One of the Islam’s continuities was in its Golden Age, or its ever increasing growth in education. The Islamic world had still contained some of the world’s greatest experts in science, math, art, and literature and enjoyed educational success in its Golden Age. Another facet of the Islamic world that has not changed completely from Persian and Indian influences is the main religious aspects of Islam, i.e. a monotheistic lifestyle devoted to Allah and the Five Pillars.

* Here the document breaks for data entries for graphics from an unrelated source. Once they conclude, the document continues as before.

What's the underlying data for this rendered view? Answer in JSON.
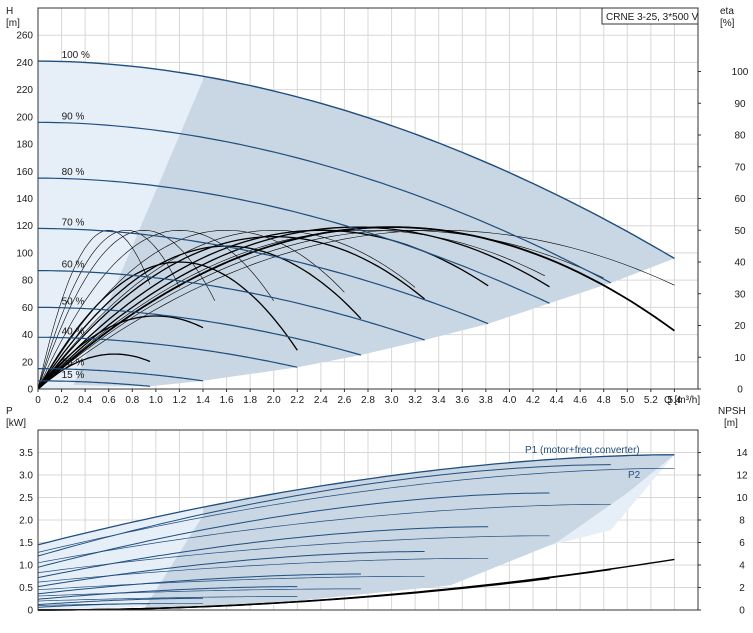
{
  "chart_data": [
    {
      "type": "line",
      "title": "CRNE 3-25, 3*500 V",
      "xlabel": "Q [m³/h]",
      "ylabel_left": {
        "name": "H",
        "unit": "[m]"
      },
      "ylabel_right": {
        "name": "eta",
        "unit": "[%]"
      },
      "x_ticks": [
        "0",
        "0.2",
        "0.4",
        "0.6",
        "0.8",
        "1.0",
        "1.2",
        "1.4",
        "1.6",
        "1.8",
        "2.0",
        "2.2",
        "2.4",
        "2.6",
        "2.8",
        "3.0",
        "3.2",
        "3.4",
        "3.6",
        "3.8",
        "4.0",
        "4.2",
        "4.4",
        "4.6",
        "4.8",
        "5.0",
        "5.2",
        "5.4"
      ],
      "xlim": [
        0,
        5.6
      ],
      "ylim_left": [
        0,
        280
      ],
      "ylim_right": [
        0,
        120
      ],
      "y_ticks_left": [
        "0",
        "20",
        "40",
        "60",
        "80",
        "100",
        "120",
        "140",
        "160",
        "180",
        "200",
        "220",
        "240",
        "260"
      ],
      "y_ticks_right": [
        "0",
        "10",
        "20",
        "30",
        "40",
        "50",
        "60",
        "70",
        "80",
        "90",
        "100"
      ],
      "grid": true,
      "colors": {
        "head": "#1f4e7f",
        "eta": "#000000",
        "envelope": "#c9d6e3",
        "envelope_light": "#e6eff8"
      },
      "series": [
        {
          "name": "100 %",
          "h0": 241,
          "qmax": 5.4,
          "hmax": 96
        },
        {
          "name": "90 %",
          "h0": 196,
          "qmax": 4.86,
          "hmax": 78
        },
        {
          "name": "80 %",
          "h0": 155,
          "qmax": 4.34,
          "hmax": 63
        },
        {
          "name": "70 %",
          "h0": 118,
          "qmax": 3.82,
          "hmax": 48
        },
        {
          "name": "60 %",
          "h0": 87,
          "qmax": 3.28,
          "hmax": 36
        },
        {
          "name": "50 %",
          "h0": 60,
          "qmax": 2.74,
          "hmax": 25
        },
        {
          "name": "40 %",
          "h0": 38,
          "qmax": 2.2,
          "hmax": 16
        },
        {
          "name": "25 %",
          "h0": 15,
          "qmax": 1.4,
          "hmax": 6
        },
        {
          "name": "15 %",
          "h0": 6,
          "qmax": 0.95,
          "hmax": 2
        }
      ],
      "efficiency": {
        "main": {
          "qmax": 5.4,
          "peak_q": 3.0,
          "peak": 51
        },
        "short_curves": [
          {
            "qmax": 0.95,
            "peak_q": 0.65,
            "peak": 11
          },
          {
            "qmax": 1.4,
            "peak_q": 1.0,
            "peak": 23
          },
          {
            "qmax": 2.2,
            "peak_q": 1.2,
            "peak": 40
          },
          {
            "qmax": 2.74,
            "peak_q": 1.6,
            "peak": 45
          },
          {
            "qmax": 3.28,
            "peak_q": 2.0,
            "peak": 48
          },
          {
            "qmax": 3.82,
            "peak_q": 2.4,
            "peak": 50
          },
          {
            "qmax": 4.34,
            "peak_q": 2.7,
            "peak": 51
          },
          {
            "qmax": 4.86,
            "peak_q": 3.0,
            "peak": 51
          }
        ],
        "thin_curves": [
          {
            "qmax": 0.95,
            "peak_q": 0.6,
            "peak": 50
          },
          {
            "qmax": 1.2,
            "peak_q": 0.75,
            "peak": 50
          },
          {
            "qmax": 1.5,
            "peak_q": 0.9,
            "peak": 50
          },
          {
            "qmax": 2.0,
            "peak_q": 1.2,
            "peak": 50
          },
          {
            "qmax": 2.6,
            "peak_q": 1.6,
            "peak": 50
          },
          {
            "qmax": 3.2,
            "peak_q": 2.0,
            "peak": 50
          },
          {
            "qmax": 3.8,
            "peak_q": 2.4,
            "peak": 50
          },
          {
            "qmax": 4.3,
            "peak_q": 2.8,
            "peak": 50
          },
          {
            "qmax": 4.8,
            "peak_q": 3.1,
            "peak": 50
          },
          {
            "qmax": 5.4,
            "peak_q": 3.4,
            "peak": 50
          }
        ]
      }
    },
    {
      "type": "line",
      "ylabel_left": {
        "name": "P",
        "unit": "[kW]"
      },
      "ylabel_right": {
        "name": "NPSH",
        "unit": "[m]"
      },
      "xlim": [
        0,
        5.6
      ],
      "ylim_left": [
        0,
        4.0
      ],
      "ylim_right": [
        0,
        16
      ],
      "y_ticks_left": [
        "0",
        "0.5",
        "1.0",
        "1.5",
        "2.0",
        "2.5",
        "3.0",
        "3.5"
      ],
      "y_ticks_right": [
        "0",
        "2",
        "4",
        "6",
        "8",
        "10",
        "12",
        "14"
      ],
      "grid": true,
      "series_labels": [
        "P1 (motor+freq.converter)",
        "P2"
      ],
      "p1": [
        {
          "p0": 1.45,
          "qmax": 5.4,
          "pmax": 3.45
        },
        {
          "p0": 1.2,
          "qmax": 4.86,
          "pmax": 3.23
        },
        {
          "p0": 0.95,
          "qmax": 4.34,
          "pmax": 2.6
        },
        {
          "p0": 0.72,
          "qmax": 3.82,
          "pmax": 1.85
        },
        {
          "p0": 0.52,
          "qmax": 3.28,
          "pmax": 1.3
        },
        {
          "p0": 0.36,
          "qmax": 2.74,
          "pmax": 0.8
        },
        {
          "p0": 0.24,
          "qmax": 2.2,
          "pmax": 0.52
        },
        {
          "p0": 0.12,
          "qmax": 1.4,
          "pmax": 0.26
        },
        {
          "p0": 0.06,
          "qmax": 0.95,
          "pmax": 0.14
        }
      ],
      "p2": [
        {
          "p0": 1.28,
          "qmax": 5.4,
          "pmax": 3.15
        },
        {
          "p0": 1.05,
          "qmax": 4.86,
          "pmax": 2.35
        },
        {
          "p0": 0.83,
          "qmax": 4.34,
          "pmax": 1.65
        },
        {
          "p0": 0.62,
          "qmax": 3.82,
          "pmax": 1.15
        },
        {
          "p0": 0.45,
          "qmax": 3.28,
          "pmax": 0.75
        },
        {
          "p0": 0.31,
          "qmax": 2.74,
          "pmax": 0.47
        },
        {
          "p0": 0.2,
          "qmax": 2.2,
          "pmax": 0.3
        },
        {
          "p0": 0.1,
          "qmax": 1.4,
          "pmax": 0.15
        }
      ],
      "npsh": [
        {
          "qmax": 5.4,
          "nmax": 4.5
        },
        {
          "qmax": 4.86,
          "nmax": 3.6
        },
        {
          "qmax": 4.34,
          "nmax": 2.8
        }
      ]
    }
  ]
}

On the other hand Islam also experienced cultural diffusion, another permanence in Islam, by coming into contact with India and exchanging influences and religious debates. Furthermore, though at the time the Muslim community was going through political turmoil the spread of Islam continues bringing its breakthroughs in education, sacred rituals, and its way of life, especially to South Asia. Another stable part of Islam’s culture was its thriving economic trade system, preserving peaceful trading contacts with other countries and exchanging exotic products and cultures. Through the 8-13th centuries C.E.
in the Islamic world had experienced many changes and continuities caused by expansion into foreign territory, new waves nomadic invasion, and the continuing development of its own society. Islam had faced political disorder from nomadic incursion, including Persia, the Mongols, and the Christian crusaders, each bringing power struggles to Islam. However, Islam remained in its Golden Age despite this, remaining as one of the academically achieved civilization at the time gaining new advancements in science and literature. Also, though Islam retained its original religion due to invading forces, new religious trends, and its migration to South Asia, Islam adapted new religious concepts. In conclusion, though Islam had been touched and modified in several ways because of wars, trade systems, religions, political organizations, and educational institutions it has remained an advanced civilization with its own, unique background.